The E.V. business is not yet producing vehicles in sufficient volumes to generate profits. It was especially slowed in the first quarter, when the company halted production of the F-150 Lightning pickup to fix a battery defect and stopped making the Mustang Mach-E, a sport-utility vehicle, to modify its plant to roughly double output.

The production disruptions caused Ford’s sales of the Mach-E to fall about 20 percent, to just under 5,400 vehicles. Sales of the F-150 Lightning totaled almost 4,300 trucks. That was higher than a low figure from a year ago, when the truck was just going into production, but fewer than Ford had been hoping for.

Separately on Tuesday, Ford said it was lowering prices of most versions of the Mach-E by $3,000 to $4,000. The vehicle, introduced two years ago, now competes with similar electric S.U.V.s from Hyundai, Volkswagen, Nissan, Tesla and other manufacturers.

“It’s a competitive segment,” Mr.

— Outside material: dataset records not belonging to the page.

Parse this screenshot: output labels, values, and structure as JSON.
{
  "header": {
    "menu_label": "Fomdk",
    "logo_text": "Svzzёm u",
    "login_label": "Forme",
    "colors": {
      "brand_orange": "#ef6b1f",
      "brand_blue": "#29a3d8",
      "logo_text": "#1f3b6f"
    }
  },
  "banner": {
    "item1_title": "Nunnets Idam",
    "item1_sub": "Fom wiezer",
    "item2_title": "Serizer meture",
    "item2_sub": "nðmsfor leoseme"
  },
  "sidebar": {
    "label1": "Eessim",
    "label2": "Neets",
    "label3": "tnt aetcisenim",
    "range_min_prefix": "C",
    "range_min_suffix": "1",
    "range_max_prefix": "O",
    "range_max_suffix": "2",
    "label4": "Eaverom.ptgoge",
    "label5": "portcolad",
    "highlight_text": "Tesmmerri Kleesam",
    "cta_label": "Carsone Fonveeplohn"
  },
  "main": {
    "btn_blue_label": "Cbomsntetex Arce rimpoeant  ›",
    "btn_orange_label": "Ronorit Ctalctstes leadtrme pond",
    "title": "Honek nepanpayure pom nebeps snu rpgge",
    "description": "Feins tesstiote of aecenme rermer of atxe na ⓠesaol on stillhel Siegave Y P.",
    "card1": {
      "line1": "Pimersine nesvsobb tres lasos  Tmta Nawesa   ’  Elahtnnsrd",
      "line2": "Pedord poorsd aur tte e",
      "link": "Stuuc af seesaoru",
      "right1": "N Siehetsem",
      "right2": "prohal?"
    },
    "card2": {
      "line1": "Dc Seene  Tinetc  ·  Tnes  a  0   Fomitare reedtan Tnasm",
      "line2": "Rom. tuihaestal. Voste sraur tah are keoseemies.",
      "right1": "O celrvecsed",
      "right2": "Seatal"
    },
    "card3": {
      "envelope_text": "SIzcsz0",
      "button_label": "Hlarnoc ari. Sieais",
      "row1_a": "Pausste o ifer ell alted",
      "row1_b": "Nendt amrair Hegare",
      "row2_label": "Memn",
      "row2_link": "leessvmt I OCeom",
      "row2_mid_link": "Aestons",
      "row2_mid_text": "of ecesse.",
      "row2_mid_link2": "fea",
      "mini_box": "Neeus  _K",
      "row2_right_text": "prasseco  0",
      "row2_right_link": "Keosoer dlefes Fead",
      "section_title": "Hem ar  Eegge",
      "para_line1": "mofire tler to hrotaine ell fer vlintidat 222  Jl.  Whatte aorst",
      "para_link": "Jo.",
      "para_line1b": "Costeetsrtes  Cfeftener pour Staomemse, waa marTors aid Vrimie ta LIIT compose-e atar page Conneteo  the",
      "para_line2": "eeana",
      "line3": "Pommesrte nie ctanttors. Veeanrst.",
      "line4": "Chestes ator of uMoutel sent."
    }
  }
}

Farley said.

Mr. Farley said that over the course of this year, Ford would narrow its losses on those two vehicles and the E-Transit, a delivery van. He also predicted that those three models would be profitable before interest and taxes by the end of 2024.

A third line of business, Ford Pro, which produces commercial trucks and services for fleet operators, nearly tripled its earnings before interest and taxes to $1.4 billion.

In the past, Ford broke out its operations geographically. The new form of reporting is intended to show how fast the company’s E.V. business is growing, in hopes of attracting investors.

Ford plans to give investors a closer look at its strategy and operations in a two-day conference this month.

The earnings announcement came after the markets closed. Ford shares were down about 2 percent in extended trading.